Stellantis has excellent news for customers who need to make the change to battery-electric autos however cannot discover fashions inside their value vary.
The Franco-Italo-American auto conglomerate has introduced that it plans so as to add a second inexpensive battery-electric car to its lineup to compete with Renault and Chinese language automakers, particularly in Europe. The brand new EV will likely be a no-frills mannequin impressed by the Fiat Panda that can carry a price ticket of lower than 25,000 euros ($27,500), Fiat model CEO Olivier Francois mentioned in an interview, based on Bloomberg.
The manager mentioned the brand new Fiat entry-level EV will likely be unveiled in July 2024 to tackle Renault’s Dacia Spring. “There’s a actual want for extra inexpensive EVs,” Francois mentioned. Fiat’s entry-level EV will seemingly take inspiration from the Centoventi Idea unveiled in 2019.
Earlier this 12 months, Fiat additionally introduced the reintroduction of the electrical 500 to the USA in Q1 2024. The US is Stellantis’ largest and most worthwhile market.
Fiat’s father or mother firm beforehand introduced plans to start out promoting a completely electrical metropolis automotive from Citroën early subsequent 12 months. The small EV from the French model would even be priced underneath 25,000 euros and would provide a spread of over 186 miles (300 kilometers).

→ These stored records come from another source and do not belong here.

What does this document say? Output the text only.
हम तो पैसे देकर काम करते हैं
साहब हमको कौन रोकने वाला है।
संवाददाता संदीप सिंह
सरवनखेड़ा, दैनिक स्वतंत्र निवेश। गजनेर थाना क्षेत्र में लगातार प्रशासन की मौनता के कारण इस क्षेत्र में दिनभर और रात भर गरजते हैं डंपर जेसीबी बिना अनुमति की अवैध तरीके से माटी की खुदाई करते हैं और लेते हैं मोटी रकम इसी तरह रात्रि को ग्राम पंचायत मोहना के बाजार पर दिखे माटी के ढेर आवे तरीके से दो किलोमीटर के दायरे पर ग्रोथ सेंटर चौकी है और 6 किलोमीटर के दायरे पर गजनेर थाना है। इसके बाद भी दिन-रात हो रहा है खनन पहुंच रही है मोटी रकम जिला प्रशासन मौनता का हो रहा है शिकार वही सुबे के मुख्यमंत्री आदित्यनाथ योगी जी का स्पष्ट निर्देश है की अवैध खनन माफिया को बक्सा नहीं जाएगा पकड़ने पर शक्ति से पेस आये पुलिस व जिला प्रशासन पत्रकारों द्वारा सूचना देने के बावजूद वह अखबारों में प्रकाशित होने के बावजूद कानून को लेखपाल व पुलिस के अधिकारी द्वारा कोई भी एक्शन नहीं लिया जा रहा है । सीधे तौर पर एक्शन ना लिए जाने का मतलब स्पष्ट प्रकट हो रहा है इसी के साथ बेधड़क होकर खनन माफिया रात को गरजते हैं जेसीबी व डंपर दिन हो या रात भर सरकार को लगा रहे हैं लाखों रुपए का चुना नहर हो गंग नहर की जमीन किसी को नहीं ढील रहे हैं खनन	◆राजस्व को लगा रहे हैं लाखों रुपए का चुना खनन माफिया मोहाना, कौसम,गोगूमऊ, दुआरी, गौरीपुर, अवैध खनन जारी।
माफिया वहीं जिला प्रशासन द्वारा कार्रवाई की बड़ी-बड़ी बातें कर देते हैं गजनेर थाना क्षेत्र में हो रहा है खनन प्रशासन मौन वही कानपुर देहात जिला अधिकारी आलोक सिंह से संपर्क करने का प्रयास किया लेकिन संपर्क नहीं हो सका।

That mannequin will likely be known as the Citroën e-C3 and will likely be made in Slovakia, which can enable Stellantis to maintain prices low and higher compete with the Dacia Spring, which is made in China for Renault’s low-cost Dacia model. The Citroën e-C3 also needs to compete with the upcoming Renault 5, which will likely be made in France.
Since Stellantis is understood for the observe of sharing car platforms throughout its many manufacturers to cut back prices, the brand new entry-level EVs from Fiat and Citroën are additionally anticipated to share elements. Olivier Francois mentioned that “it is very seemingly that there will likely be synergies” with the platform used for the brand new Citroën e-C3.
Stellantis’ announcement comes because the stress on automakers to ship inexpensive EVs is growing, particularly in Europe the place Chinese language manufacturers are on the offensive. Automakers are additionally battling to retain mass-market patrons, who’ve seen their spending energy lowered by inflation.
Stellantis CEO Carlos Tavares final month warned that the center class will likely be priced out of the EV market if automakers cannot soak up the extra manufacturing prices they require. The manager mentioned the candy spot for inexpensive EVs is “round $25,000.”
He added that reaching this value level will likely be important to safeguarding the corporate’s US manufacturing footprint and famous that constructing inexpensive EVs which can be worthwhile is the “actual factor we needs to be discussing” with the UAW throughout negotiations this 12 months.